Roger* et sa conjointe Karine* se sont servis de leur petite maternité de 150 truies comme levier financier pour en acheter une seconde de 300 truies avec engraissement. Ils ont amélioré la rentabilité de cette entreprise en augmentant la productivité et en abaissant les coûts variables d’alimentation. Malgré le contexte défavorable de l’industrie porcine, ils ont su demeurer profitables en ayant recours à
différentes stratégies dont, entre autres, la mise sur pied de programmes de recherche et de développement. Aujourd’hui, leur exploitation affiche un excédent monétaire de plus de 13 % année après année, ce qui est nettement supérieur à la moyenne.

*noms fictifs

Le couple a été parmi les premiers clients à franchir le seuil de la porte du bureau de Luc Béland, agronome et directeur de compte à l’époque, pour la Banque Laurentienne. En 1996, le couple n’avait qu’un petit emprunt avec Luc, pour un camion de ferme, mais ils rêvaient d’un plus gros projet. Roger était partenaire minoritaire d’un établissement naisseur-finisseur de 300 truies et il désirait racheter les parts de ses deux associés. Et, si Roger n’a pas été pris au sérieux par ses collègues, il en fut tout autre par son banquier. Aujourd’hui, vice-président des centres de financement agricoles, Luc Béland se souvient de la surprise des deux actionnaires lorsque l’offre d’achat leur a été présentée.

« Ç’a été tout un défi de monter la structure financière, dit M. Béland. On s’est servi, comme levier financier, de l’équité de la petite maternité de 150 truies que Roger avait mise sur pied avec sa conjointe tout en travaillant à l’extérieur et qui valait quelques centaines de milliers de dollars. En ajoutant un deuxième partenaire financier, La Financière agricole du Québec, on a pu allonger la période d’amortissement de leur prêt et leur donner un fonds de roulement qui réponde aux besoins d’une jeune entreprise. »

Bilan positif
En opération depuis douze ans, l’entreprise de Roger et Karine a toujours été en bonne santé financière, explique M. Béland. « Ils ont respecté la règle d’or qui est d’améliorer le volume d’activité de l’entreprise et de baisser les dépenses. En augmentant ainsi l’équité, ils ont également augmenté leur capacité d’emprunt, soit pour réinvestir dans l’exploitation ou y apporter les améliorations nécessaires. »

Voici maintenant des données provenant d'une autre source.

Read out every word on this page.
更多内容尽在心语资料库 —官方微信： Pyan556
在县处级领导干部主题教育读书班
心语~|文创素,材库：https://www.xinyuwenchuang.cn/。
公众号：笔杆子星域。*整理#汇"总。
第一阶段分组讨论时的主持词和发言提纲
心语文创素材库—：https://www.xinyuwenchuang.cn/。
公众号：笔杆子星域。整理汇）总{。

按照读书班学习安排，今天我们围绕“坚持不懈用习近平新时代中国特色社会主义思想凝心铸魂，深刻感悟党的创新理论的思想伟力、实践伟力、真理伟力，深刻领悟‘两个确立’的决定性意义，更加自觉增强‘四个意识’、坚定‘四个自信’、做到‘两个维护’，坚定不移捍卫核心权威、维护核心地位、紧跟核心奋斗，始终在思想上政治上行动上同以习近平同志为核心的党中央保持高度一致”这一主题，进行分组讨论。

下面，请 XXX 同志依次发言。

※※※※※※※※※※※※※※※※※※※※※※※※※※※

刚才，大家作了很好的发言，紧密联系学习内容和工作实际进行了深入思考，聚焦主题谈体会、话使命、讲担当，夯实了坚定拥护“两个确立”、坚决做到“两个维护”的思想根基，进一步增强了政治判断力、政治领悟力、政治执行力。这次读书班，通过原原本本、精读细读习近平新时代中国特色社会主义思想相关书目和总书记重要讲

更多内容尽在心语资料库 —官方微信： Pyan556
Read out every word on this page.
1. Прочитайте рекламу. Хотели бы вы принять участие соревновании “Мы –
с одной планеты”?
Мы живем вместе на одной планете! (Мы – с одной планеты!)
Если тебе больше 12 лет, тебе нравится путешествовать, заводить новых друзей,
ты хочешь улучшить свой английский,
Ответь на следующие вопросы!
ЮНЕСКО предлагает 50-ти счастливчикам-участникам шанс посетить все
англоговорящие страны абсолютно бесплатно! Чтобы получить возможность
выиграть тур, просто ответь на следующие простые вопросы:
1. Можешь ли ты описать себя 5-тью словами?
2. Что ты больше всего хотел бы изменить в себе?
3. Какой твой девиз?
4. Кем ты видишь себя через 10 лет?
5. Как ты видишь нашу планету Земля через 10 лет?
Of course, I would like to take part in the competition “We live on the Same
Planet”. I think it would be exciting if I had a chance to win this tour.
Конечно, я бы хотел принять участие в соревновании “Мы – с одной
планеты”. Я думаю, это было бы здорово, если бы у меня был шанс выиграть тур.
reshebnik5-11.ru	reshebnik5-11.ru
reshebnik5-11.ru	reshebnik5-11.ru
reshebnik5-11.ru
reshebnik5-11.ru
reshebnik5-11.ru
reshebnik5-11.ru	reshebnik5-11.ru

« Les entreprises qui grossissent uniquement par l’endettement sans une réelle rentabilité sont vouées à l’échec, poursuit le vice-président. En production porcine, il ne faut pas baisser en bas de 40 à 45 % l’équité sans une bonne profitabilité. Un endettement trop élevé limite la progression d’une ferme, fragilise son avenir et la condamne à l’excellence continue. »

Équipe multidisciplinaire
Roger dit que le meilleur conseil qu’il ait reçu est celui d’investir dans une équipe multidisciplinaire. À son banquier – le catalyseur du groupe – s’est joint un représentant de La Financière agricole du Québec, puis un vétérinaire, un agronome en gestion, un agronome en alimentation et un comptable. L’agronome en gestion, selon M. Béland, a été un facteur de succès important dans la réussite de l’entreprise. « Les quelques milliers de dollars dépensés pour avoir ses conseils judicieux chaque mois ont permis à Roger et Karine d’aller chercher plusieurs dizaines de milliers de dollars en revenus additionnels pour leur entreprise en se servant de véhicules auxquels ils
n’auraient jamais songé », d’après M. Béland.

« Plusieurs producteurs se privent de revenus qui peuvent atteindre 50 000 $ à 100 000 $ selon les programmes de recherche et développement », ajoute-t-il. Le producteur doit se consacrer à la productivité de sa ferme et faire confiance à ses partenaires. Dans le cas de Roger et Karine, le couple n’a pas hésité à embaucher des gens qualifiés pour la mise en place de certains projets qui demandaient des connaissances techniques.

Roger et Karine ont fait preuve d’une très grande ouverture d’esprit à chaque étape du développement de l’entreprise. Les solutions et conseils apportés par l’équipe multidisciplinaire ont eu un impact considérable sur leur exploitation, tant au chapitre de la productivité que de la rentabilité. Aujourd’hui, ils ont raison d’envisager l’avenir avec confiance et optimisme.


Profile
Couple dans la trentaine;
Les trois enfants ne travaillent pas dans l’entreprise.

Facteurs de succès
Mise en place d’une équipe multidisciplinaire;
Augmentation de la productivité de 18 à 24 porcelets;
Diminution des dépenses de l’entreprise de 10 %;
Source de revenus additionnels : mise en place d’un programme de recherche et de développement;
Construction d’une deuxième porcherie d’engraissement pour le surplus de porcelets;
Meilleur contrôle des frais variables.